Rizzuto, known as “The Scooter,” was the oldest living Hall of Famer. He played for the Yankees throughout the 1940s and ’50s, won seven World Series titles, was an AL MVP and played in five All-Star games.
Rizzuto later announced Yankees games for four decades and his No. 10 was retired by baseball’s most storied team.
Rizzuto began a second career as a broadcaster, one for which he became at least equally well known. His voice dripped with his native Brooklyn.
In his decades on the radio and TV, Rizzuto’s favorite phrase was “Holy cow!” He trotted it out when calling Roger Maris’ record-breaking 61st home run in 1961 and the saying became so much a part of him, the team presented him with a cow wearing a halo when they held a day in his honor in 1985. The cow knocked Rizzuto over and, of course, he shouted, “Holy cow!”
Yankee fans also loved his unusual commentary, often punctuated with the phrase, “What a huckleberry!”

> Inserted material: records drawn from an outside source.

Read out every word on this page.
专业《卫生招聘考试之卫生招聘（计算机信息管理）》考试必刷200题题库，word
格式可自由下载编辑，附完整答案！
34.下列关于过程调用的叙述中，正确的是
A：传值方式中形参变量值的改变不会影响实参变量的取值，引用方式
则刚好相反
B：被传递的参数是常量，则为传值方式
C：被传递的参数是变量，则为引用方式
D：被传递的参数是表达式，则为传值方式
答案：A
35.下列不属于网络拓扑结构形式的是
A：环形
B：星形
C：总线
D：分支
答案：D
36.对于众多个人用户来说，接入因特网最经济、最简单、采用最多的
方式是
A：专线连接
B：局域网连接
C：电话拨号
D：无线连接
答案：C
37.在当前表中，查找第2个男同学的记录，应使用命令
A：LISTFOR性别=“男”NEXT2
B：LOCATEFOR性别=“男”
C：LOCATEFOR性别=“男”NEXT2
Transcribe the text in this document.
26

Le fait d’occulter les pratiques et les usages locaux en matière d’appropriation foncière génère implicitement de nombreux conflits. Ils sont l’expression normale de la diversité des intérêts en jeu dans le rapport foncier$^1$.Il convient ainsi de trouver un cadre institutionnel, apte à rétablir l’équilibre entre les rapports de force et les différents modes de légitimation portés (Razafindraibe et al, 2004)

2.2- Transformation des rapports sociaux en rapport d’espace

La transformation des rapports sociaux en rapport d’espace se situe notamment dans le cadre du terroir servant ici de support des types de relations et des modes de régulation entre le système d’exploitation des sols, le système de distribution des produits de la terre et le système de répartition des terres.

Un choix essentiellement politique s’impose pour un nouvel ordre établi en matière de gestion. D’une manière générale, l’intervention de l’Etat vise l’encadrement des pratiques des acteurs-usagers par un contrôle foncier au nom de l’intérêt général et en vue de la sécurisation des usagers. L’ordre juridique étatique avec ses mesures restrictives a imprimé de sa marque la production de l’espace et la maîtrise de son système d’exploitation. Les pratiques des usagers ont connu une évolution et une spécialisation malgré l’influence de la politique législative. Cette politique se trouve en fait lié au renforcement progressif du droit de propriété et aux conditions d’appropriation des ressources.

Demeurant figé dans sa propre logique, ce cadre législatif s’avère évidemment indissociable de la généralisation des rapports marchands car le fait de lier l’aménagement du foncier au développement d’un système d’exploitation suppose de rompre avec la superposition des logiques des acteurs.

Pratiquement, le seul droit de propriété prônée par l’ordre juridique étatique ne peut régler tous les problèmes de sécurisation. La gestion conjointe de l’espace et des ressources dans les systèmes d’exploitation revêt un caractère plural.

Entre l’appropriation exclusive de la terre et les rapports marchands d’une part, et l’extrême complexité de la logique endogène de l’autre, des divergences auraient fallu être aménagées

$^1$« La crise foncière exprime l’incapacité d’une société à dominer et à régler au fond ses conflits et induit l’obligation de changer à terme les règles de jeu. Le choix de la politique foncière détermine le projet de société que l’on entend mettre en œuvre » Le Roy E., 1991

In an age of broadcasters who spout statistics and repeat the obvious, Rizzuto loved to talk about things like his fear of lightning, the style of an umpire’s shoes or even the prospect of outfielder Dave Winfield as a candidate for president.
Rizzuto is survived by his wife, Cora, whom he married in 1943; daughters Cindy Rizzuto, Patricia Rizzuto and Penny Rizzuto Yetto; son Phil Rizzuto Jr.; and two granddaughters.